At this point I'm just tired of my life with this work, I lost my peace of mind and I take this job to study and go to something better, but this job is designed to trap you in it and make you unhappy for the rest of your life, I feel bad about this job, I feel treated as lesser and the first moment I complain about something, or I'm can't get to work because I'm sick I am told that ‘I should act like a man and put up with it without complaining so much’. I don't know what to do, I don't want this to my life.
And I would also like to make it clear that it is not only the job that is to blame, but I am also partly to blame for not knowing how to say no. I could do it but I am really afraid of losing my job or going to even a worse job.

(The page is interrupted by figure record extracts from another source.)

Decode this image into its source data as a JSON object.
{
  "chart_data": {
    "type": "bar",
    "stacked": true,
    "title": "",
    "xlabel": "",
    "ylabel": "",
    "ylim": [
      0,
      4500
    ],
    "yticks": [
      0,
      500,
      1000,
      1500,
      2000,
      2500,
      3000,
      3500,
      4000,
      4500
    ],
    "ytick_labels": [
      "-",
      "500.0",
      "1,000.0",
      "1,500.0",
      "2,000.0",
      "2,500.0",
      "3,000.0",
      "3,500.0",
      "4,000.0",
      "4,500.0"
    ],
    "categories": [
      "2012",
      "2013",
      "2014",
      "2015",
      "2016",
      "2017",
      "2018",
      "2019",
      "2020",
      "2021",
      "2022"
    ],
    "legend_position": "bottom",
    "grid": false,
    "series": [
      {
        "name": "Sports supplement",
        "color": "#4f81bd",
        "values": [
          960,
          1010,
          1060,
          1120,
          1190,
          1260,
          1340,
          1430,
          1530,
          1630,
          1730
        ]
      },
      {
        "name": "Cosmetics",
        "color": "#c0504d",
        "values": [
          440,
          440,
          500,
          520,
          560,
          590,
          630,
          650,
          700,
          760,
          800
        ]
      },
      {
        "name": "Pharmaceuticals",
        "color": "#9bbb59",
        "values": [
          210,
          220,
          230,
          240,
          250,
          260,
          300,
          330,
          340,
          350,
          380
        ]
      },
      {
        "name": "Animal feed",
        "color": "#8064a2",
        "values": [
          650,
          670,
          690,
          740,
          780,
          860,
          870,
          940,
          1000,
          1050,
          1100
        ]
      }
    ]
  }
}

I’d like to point out that from the sound of it you don’t really hate your job, you don’t really like it (for good reason) but you don’t hate the it. It sounds more likely to me what you hate is your boss and upper management, and with good reason. It’s a truism that most people don’t quit jobs they quit bosses. And frankly your bosses sounds like tools. In your case I’d suggest you stop being so down on yourself, yeah you’re struggling but that seems to be from a lack of support. In the short term try sounding out your coworkers about how you can help them at work so that you can make each others days easier. And in the long term remember your most likely only going to be at any job for about two years before you move on so get going and really check out the culture at your next job before you take it.